Five leading researchers at Queen’s University have earned $1.3 million through the Canada Foundation for Innovation’s John R. Evans Leaders Fund.

“This CFI funding, which supports the acquisition or development of new infrastructure, provides the resources to sustain world-class research and the tools to pave the way for new and innovative initiatives in key areas of research at Queen’s,” says Steven Liss, Vice-Principal (Research). “Our success in this recent competition is important recognition of the leadership of our researchers in their respective fields.”

The five Queen’s researchers funded in this recent competition are:

Douglas Cook (Neurosurgery, $480,000) – The funding will allow the Queen’s Translational Stroke Research Program to create new stroke models, which will benefit Canadians by providing new treatments for stroke and improve stroke outcomes in society.

Carlos Escobedo (Chemical Engineering, $125,000) – Dr. Escobedo will use the funding to launch a research program unique in Canada focusing on optofluidics-based sensing technology. “This investment will provide the infrastructure required to design, simulate, test and analyze new technological developments,” he says.

Ryan Mulligan (Civil Engineering, $150,000) – The funding will enable Dr. Mulligan to develop a coastal engineering research group with equipment to conduct world-class research at Queen’s. “My research aims to understand naturally occurring coastal processes including wave current sediment interactions and to make predictions to help minimize impacts of human activities in coastal areas,” he says.

Ron Spronk (Art History, $154,224) – Dr. Spronk will use this funding, and funding from two other sources, to purchase a specially equipped van and state-of-the-art instruments to found the Queen’s University’s Mobile Laboratory for Technical Art History. “Instead of trying to transport priceless and fragile artwork to research facilities for further study, we can bring the mobile laboratory right to the site to undertake the research,” says Dr. Spronk.

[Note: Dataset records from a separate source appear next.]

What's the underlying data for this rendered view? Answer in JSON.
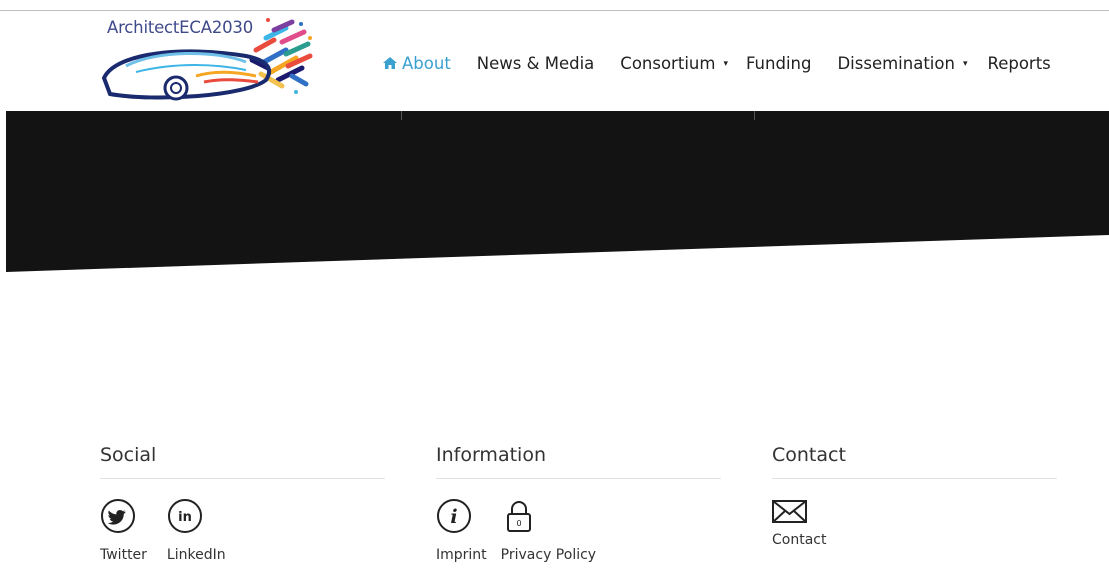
{
  "logo": {
    "text": "ArchitectECA2030"
  },
  "nav": {
    "items": [
      {
        "label": "About",
        "active": true
      },
      {
        "label": "News & Media"
      },
      {
        "label": "Consortium",
        "dropdown": true
      },
      {
        "label": "Funding"
      },
      {
        "label": "Dissemination",
        "dropdown": true
      },
      {
        "label": "Reports"
      }
    ]
  },
  "colors": {
    "accent": "#3aa0d0",
    "hero": "#131313"
  },
  "footer": {
    "social": {
      "title": "Social",
      "links": [
        {
          "label": "Twitter",
          "icon": "twitter-icon"
        },
        {
          "label": "LinkedIn",
          "icon": "linkedin-icon"
        }
      ]
    },
    "information": {
      "title": "Information",
      "links": [
        {
          "label": "Imprint",
          "icon": "info-icon"
        },
        {
          "label": "Privacy Policy",
          "icon": "lock-icon"
        }
      ]
    },
    "contact": {
      "title": "Contact",
      "links": [
        {
          "label": "Contact",
          "icon": "envelope-icon"
        }
      ]
    }
  }
}
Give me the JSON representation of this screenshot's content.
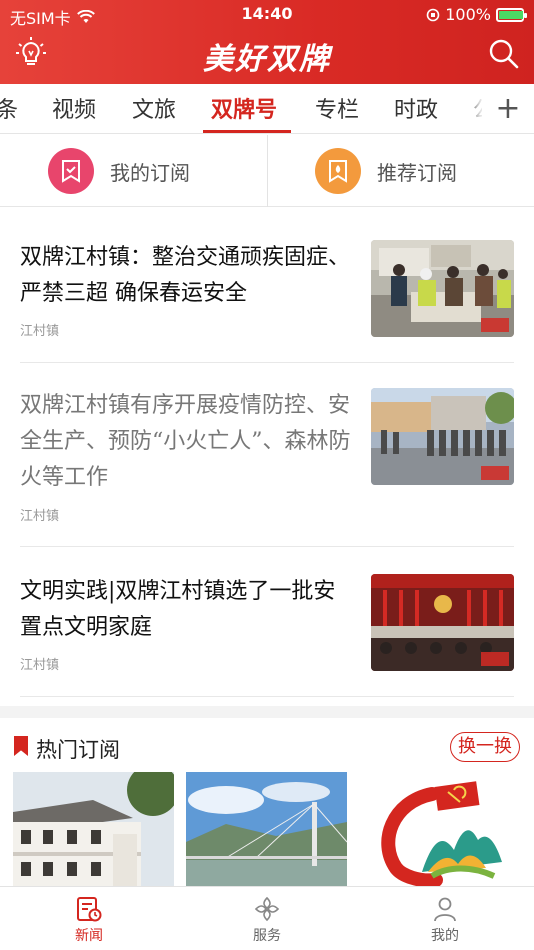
{
  "status_bar": {
    "carrier": "无SIM卡",
    "time": "14:40",
    "battery": "100%"
  },
  "app_bar": {
    "logo": "美好双牌",
    "left_icon": "lightbulb-icon",
    "right_icon": "search-icon"
  },
  "channels": {
    "tabs": [
      {
        "label": "条"
      },
      {
        "label": "视频"
      },
      {
        "label": "文旅"
      },
      {
        "label": "双牌号",
        "active": true
      },
      {
        "label": "专栏"
      },
      {
        "label": "时政"
      },
      {
        "label": "公"
      }
    ],
    "add_label": "+"
  },
  "subscribe": {
    "mine_label": "我的订阅",
    "recommend_label": "推荐订阅"
  },
  "news": [
    {
      "title": "双牌江村镇：整治交通顽疾固症、严禁三超 确保春运安全",
      "source": "江村镇",
      "read": false
    },
    {
      "title": "双牌江村镇有序开展疫情防控、安全生产、预防“小火亡人”、森林防火等工作",
      "source": "江村镇",
      "read": true
    },
    {
      "title": "文明实践|双牌江村镇选了一批安置点文明家庭",
      "source": "江村镇",
      "read": false
    }
  ],
  "hot": {
    "title": "热门订阅",
    "refresh_label": "换一换"
  },
  "bottom_nav": {
    "items": [
      {
        "label": "新闻",
        "icon": "news-icon",
        "active": true
      },
      {
        "label": "服务",
        "icon": "services-icon"
      },
      {
        "label": "我的",
        "icon": "profile-icon"
      }
    ]
  },
  "colors": {
    "brand": "#d4261f",
    "header_bg": "#e0342e",
    "accent_pink": "#e8456c",
    "accent_orange": "#f39a3d"
  }
}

Alex Wright (Physics, $400,000) – The funding will provide purification infrastructure for SNO+, a neutrino experiment located at SNOLAB. “This infrastructure is critical to our ability to use tellurium, a rare metal, in SNO+,” says Dr. Wright. “The tellurium will improve the capability of the experiment as we seek to determine whether or not neutrinos are their own anti-particles, and hence to better understand the role neutrinos played in the evolution of the universe.”